Now Nick Nurse will get the chance.

Nurse will be hired as the 76ers’ new head coach, a story broken by Adrian Wojnarowski of ESPN and confirmed by Noah Levick of NBC Sports Philadelphia.

The buzz around Nurse to Philadephia spiked in the last 24 hours after Milwaukee announced hiring Adrian Griffin as their coach. Wojnarowski says Nurse chose Philadelphia over the Phoenix Suns, although it’s unclear if Phoenix made any kind of formal offer to Nurse (he did interview for the job, where assistant Kevin Young is rumored to have the momentum to land the gig).

Nurse makes sense for the 76ers as a coach who is unafraid of unorthodox, out-of-the-box strategies, which is part of the reason he was able to lead the Raptors to the 2019 NBA title. His defenses in Toronto were aggressive and tried to force turnovers, then the Raptors ran off that. He is considered a more creative Xs and Os person than Doc Rivers, the man he replaces in Philly.

Nurse also has a connection to Philadelphia president/GM Daryl Morey, who hired Nurse to coach the Houston Rockets’ G-League team the Rio Grand Valley Vipers back in 2011 (when Morey was running the Rockets). That connection was another reason the league sources thought of Nurse as the frontrunner in Philly.

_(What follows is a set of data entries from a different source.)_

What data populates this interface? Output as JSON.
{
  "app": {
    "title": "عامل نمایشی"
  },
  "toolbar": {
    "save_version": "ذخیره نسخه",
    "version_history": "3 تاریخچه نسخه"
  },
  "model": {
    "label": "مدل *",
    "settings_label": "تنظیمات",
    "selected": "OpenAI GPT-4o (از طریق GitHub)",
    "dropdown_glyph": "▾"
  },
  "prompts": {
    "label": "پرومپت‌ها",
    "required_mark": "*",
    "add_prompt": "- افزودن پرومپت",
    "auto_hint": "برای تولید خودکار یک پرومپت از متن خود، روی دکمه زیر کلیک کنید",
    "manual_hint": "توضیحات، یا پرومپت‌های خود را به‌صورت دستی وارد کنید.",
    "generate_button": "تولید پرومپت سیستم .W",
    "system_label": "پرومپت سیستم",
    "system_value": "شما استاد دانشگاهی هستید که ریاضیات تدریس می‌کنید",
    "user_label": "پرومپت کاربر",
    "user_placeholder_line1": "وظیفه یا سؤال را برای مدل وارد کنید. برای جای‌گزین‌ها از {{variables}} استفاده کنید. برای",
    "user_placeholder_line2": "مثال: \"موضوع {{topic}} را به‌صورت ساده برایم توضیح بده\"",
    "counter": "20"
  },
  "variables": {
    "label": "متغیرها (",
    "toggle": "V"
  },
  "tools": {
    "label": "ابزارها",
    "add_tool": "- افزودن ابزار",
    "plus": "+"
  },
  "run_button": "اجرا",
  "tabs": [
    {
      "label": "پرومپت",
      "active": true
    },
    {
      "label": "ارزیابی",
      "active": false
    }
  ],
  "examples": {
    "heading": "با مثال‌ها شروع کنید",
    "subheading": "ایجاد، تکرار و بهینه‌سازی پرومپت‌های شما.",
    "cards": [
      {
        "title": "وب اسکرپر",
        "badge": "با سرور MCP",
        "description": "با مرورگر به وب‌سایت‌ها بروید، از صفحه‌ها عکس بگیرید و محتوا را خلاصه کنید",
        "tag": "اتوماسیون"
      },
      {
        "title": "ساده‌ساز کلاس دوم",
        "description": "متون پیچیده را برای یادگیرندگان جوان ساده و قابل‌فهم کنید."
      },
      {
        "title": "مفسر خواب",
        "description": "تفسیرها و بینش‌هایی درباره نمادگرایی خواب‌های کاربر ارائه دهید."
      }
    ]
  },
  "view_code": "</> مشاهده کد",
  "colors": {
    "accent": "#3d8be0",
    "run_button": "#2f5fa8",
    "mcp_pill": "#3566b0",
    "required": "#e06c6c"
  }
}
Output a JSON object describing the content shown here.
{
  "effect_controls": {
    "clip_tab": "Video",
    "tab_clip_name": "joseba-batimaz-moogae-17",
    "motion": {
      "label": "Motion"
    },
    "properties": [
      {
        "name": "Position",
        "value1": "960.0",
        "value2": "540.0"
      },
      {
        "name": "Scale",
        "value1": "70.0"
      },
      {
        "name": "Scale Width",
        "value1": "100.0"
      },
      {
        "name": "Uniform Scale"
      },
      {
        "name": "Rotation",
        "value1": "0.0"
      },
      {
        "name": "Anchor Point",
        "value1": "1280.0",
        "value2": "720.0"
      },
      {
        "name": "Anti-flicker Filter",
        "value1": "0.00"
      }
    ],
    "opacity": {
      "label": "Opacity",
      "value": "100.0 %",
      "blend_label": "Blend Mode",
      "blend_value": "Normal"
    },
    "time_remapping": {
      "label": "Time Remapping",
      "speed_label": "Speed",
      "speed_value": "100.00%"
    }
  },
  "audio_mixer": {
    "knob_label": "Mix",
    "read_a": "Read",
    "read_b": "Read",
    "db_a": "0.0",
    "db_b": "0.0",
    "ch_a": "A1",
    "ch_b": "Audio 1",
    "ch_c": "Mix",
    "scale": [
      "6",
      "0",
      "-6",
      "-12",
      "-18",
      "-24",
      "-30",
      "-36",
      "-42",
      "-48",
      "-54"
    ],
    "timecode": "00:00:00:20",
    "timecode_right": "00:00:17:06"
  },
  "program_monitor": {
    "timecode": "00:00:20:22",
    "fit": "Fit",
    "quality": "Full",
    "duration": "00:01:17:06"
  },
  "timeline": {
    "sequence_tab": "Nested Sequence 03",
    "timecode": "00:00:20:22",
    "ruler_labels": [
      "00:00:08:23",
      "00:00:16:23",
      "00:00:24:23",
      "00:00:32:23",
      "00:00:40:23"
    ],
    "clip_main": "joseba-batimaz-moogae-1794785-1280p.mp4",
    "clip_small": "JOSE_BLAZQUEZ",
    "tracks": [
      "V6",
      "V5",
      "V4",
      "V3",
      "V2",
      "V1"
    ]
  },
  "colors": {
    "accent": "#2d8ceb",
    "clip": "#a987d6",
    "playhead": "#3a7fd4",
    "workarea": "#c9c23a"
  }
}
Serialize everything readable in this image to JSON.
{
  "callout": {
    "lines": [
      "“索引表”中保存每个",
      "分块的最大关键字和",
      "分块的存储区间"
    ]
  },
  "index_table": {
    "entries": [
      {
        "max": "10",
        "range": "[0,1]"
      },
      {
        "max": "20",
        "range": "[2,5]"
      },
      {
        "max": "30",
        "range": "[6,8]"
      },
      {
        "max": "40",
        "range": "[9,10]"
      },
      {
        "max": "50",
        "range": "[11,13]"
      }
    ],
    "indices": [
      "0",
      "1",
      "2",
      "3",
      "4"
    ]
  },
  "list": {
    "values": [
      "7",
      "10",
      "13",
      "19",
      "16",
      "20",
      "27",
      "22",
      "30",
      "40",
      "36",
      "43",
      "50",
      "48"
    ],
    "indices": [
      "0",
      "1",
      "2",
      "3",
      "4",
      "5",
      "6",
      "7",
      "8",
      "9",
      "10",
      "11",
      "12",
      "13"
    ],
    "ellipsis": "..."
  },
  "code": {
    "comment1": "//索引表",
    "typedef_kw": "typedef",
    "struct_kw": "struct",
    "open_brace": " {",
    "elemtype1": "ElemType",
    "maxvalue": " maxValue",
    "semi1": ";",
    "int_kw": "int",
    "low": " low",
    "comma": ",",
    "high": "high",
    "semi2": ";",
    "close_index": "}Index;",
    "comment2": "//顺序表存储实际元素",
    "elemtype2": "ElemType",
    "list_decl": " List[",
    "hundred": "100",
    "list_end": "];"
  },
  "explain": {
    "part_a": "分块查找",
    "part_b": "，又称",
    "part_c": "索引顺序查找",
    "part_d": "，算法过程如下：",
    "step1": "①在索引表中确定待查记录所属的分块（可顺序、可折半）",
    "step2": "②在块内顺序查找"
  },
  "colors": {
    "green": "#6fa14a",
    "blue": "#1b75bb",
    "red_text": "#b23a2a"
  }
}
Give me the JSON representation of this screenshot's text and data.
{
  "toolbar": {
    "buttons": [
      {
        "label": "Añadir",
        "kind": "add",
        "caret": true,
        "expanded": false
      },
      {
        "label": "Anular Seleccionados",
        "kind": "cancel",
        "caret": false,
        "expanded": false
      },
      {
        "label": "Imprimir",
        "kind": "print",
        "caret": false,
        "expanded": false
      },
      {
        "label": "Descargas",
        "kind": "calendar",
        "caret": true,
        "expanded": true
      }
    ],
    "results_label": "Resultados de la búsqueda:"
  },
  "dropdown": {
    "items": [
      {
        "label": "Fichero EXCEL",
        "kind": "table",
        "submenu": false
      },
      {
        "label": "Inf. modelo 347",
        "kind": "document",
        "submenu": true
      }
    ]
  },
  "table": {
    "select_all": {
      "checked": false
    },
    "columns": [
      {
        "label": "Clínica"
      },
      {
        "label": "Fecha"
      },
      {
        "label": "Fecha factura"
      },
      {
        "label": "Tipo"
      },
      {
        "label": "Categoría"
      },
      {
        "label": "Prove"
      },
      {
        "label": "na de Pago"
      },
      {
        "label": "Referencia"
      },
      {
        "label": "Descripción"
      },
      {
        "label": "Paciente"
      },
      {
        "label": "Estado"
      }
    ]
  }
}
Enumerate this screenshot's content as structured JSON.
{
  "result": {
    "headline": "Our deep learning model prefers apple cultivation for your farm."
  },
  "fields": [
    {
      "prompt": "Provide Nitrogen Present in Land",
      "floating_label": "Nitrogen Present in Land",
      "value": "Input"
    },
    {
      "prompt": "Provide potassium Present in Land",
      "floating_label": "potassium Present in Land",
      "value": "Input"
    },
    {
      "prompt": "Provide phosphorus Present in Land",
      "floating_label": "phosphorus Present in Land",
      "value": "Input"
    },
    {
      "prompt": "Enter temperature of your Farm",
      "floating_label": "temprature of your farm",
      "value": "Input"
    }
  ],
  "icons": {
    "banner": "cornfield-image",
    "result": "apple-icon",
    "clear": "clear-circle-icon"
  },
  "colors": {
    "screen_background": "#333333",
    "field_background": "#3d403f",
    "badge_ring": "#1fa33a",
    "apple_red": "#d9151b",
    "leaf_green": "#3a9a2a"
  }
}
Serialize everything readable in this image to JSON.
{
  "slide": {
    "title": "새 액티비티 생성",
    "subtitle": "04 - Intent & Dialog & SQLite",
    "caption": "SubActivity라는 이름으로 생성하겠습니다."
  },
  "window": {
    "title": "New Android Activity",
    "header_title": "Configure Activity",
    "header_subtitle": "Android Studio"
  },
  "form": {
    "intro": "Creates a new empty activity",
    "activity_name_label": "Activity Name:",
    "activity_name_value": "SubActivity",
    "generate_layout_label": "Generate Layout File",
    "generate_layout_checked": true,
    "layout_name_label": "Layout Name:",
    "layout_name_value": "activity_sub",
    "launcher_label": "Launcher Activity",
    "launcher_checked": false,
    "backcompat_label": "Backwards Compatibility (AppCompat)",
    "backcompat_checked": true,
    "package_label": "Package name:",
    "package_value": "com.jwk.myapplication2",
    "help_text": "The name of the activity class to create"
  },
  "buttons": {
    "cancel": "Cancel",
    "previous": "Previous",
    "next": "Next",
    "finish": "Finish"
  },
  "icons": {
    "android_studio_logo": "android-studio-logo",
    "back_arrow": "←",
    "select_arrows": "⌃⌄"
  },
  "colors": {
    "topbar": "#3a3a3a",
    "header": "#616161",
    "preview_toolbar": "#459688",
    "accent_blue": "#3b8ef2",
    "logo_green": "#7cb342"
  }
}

The question is what the roster Nurse will coach looks like. James Harden is a free agent with persistent rumors he might return to Houston, does bringing in Nurse influence his decision?

Philadelphia will be in win-now mode with MVP Embiid, rising star Tyrese Maxey (who will have to shoulder much more responsibility if Harden leaves), plus quality players such as Tobias Harris, De'Anthony Melton, Shake Milton and others. However, expect changes over the summer.

Nurse walks in the door facing high expectations but with a roster capable of reaching them.